Uma noite estávamos discutindo isso, sentados num restaurante em Marais, quando dois jovens se aproximaram, tinham visto nossa entrevista na televisão.  Gostamos de ver como vocês desenvolvem o trabalho, estamos aqui sentado ao lado de vocês, sem querer escutamos o que dizem.    Um deles começou a olhar muito para mim.  Vi que Nakano, ia ficando nervoso, mal acabamos de comer, ele grosseiramente disse, vamos embora.

Quando nos afastamos dali, me disse o porquê, nunca imaginei que fosse capaz de ter ciúmes, mas ver esse rapaz te olhando, me provocou um desejo imenso de explodir, bater nele, sei lá o que, tive que me controlar.   Não quero de maneira nenhuma pensar que eres minha propriedade, talvez seja melhor nos afastarmos um tempo.  Algo se descontrolou dentro dele, alguma coisa guardada muito no fundo.  Voltei a viver na casa dos meus tios.   Seguíamos trabalhando juntos, mas só eu percebi o enorme esforço que fazia para se controlar.

Um dia me disse, já falei com o chefe, irei ao Japão resolver problemas de família, algo se rompeu dentro de mim, tenho que descobrir por que meus sentimentos se trucaram.

Uns 15 dias depois, voltou, foi direto falar com o chefe, tinha arrumado um emprego numa agência em Tokyo, claro conheciam seu trabalho, nosso filme, queria que ele fosse trabalhar lá pois lhes daria prestígio.

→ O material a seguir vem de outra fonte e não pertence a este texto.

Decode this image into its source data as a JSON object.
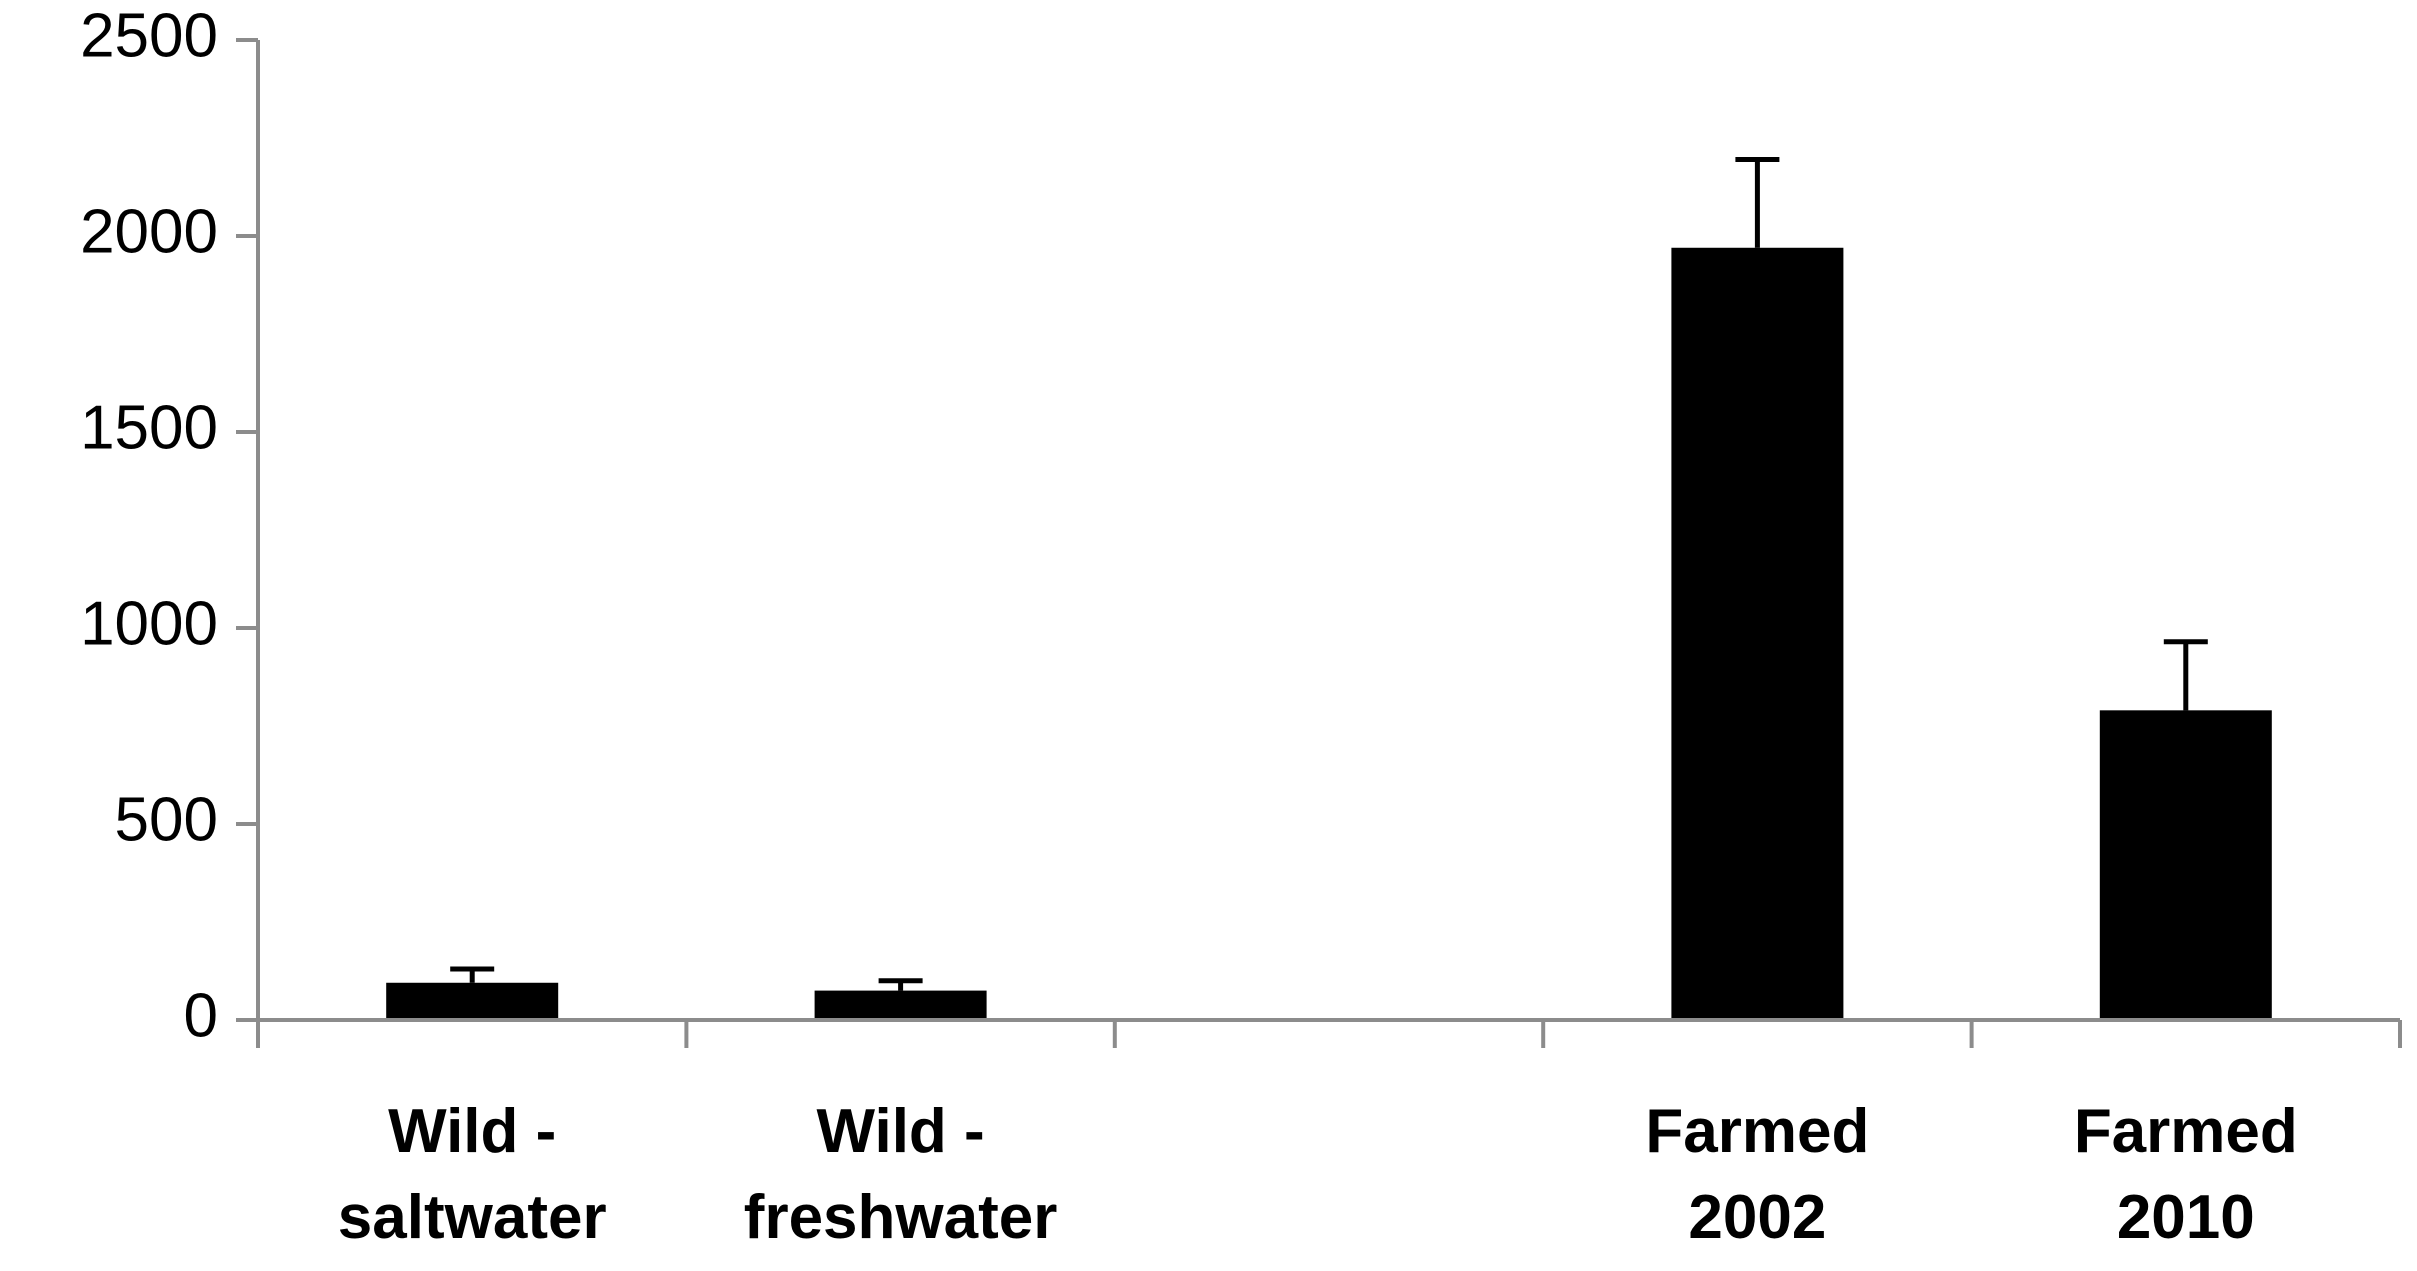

Nessa noite fui a sua casa, foi uma coisa horrível, sequer me permitiu me aproximar dele, descobri que tinha uma parte de dele, que não conhecia.  Os outros relacionamentos que tive, nunca passavam de uma noite, mas ao sentir essa coisa da posse que tenho contigo, me deixa louco.  Me pergunto a cada instante, bem como imagino, você com outras pessoas, na cama, conversando, fazendo coisas juntos, me da vontade de matar o que imagino.

Isso não é bom, é um sentimento que não domino, por isso não posso encostar em ti, pois se isso acontece, perderei meu controle.

Fiquei literalmente chocado.  Na segunda-feira o chefe me chamou, me disse que estava conseguindo dirigir o trabalho sozinho, se eu queria alguém que pudesse compartir o mesmo comigo.    Lhe disse que senão pudesse me virar sozinho lhe avisaria, pediria socorro.

Isso me obrigou a fazer tudo sozinho, passei claro a ganhar muito mais, consegui um apartamento, mas sentia uma falta imensa dele, escrevi várias vezes, mas nunca me respondeu.

Sabia que tinha alguma coisa a ver com seu passado, mas como ele nunca falava nisso, achava indelicado perguntar, principalmente sabendo como ele era fechado.

Tínhamos o hábito de ir comer num restaurante japonês, que ele tinha me levado, continuei a ir, um dia se aproximou um homem de uns 35 anos, me perguntou por ele.   Lhe disse que estava trabalhando no Japão.

Eu os vi aqui a algum tempo atrás, ele não me viu, mas o reconheci, fiz uma maldade com ele, erámos amantes no Japão, quando vim para cá, fiz sucesso rápido, ele não, sem querer o deixei para trás, me deslumbrei com que as pessoas amassem meu trabalho, que devia em parte a ele, mas meu ego não reconhecia.    Um dia me encontrou com outro homem, um francês na cama, teve um ataque de ira, pois tinha se sacrificado para vir comigo para cá.  Eu como um idiota, me achando superior lhe mostrei o caminho da rua.   Ele teve que pedir ajuda a pessoas da sua família que viviam aqui, essa o desprezavam porque ele era gay.  Até que conseguiu esse emprego.   Nunca mais me deixou se aproximar dele.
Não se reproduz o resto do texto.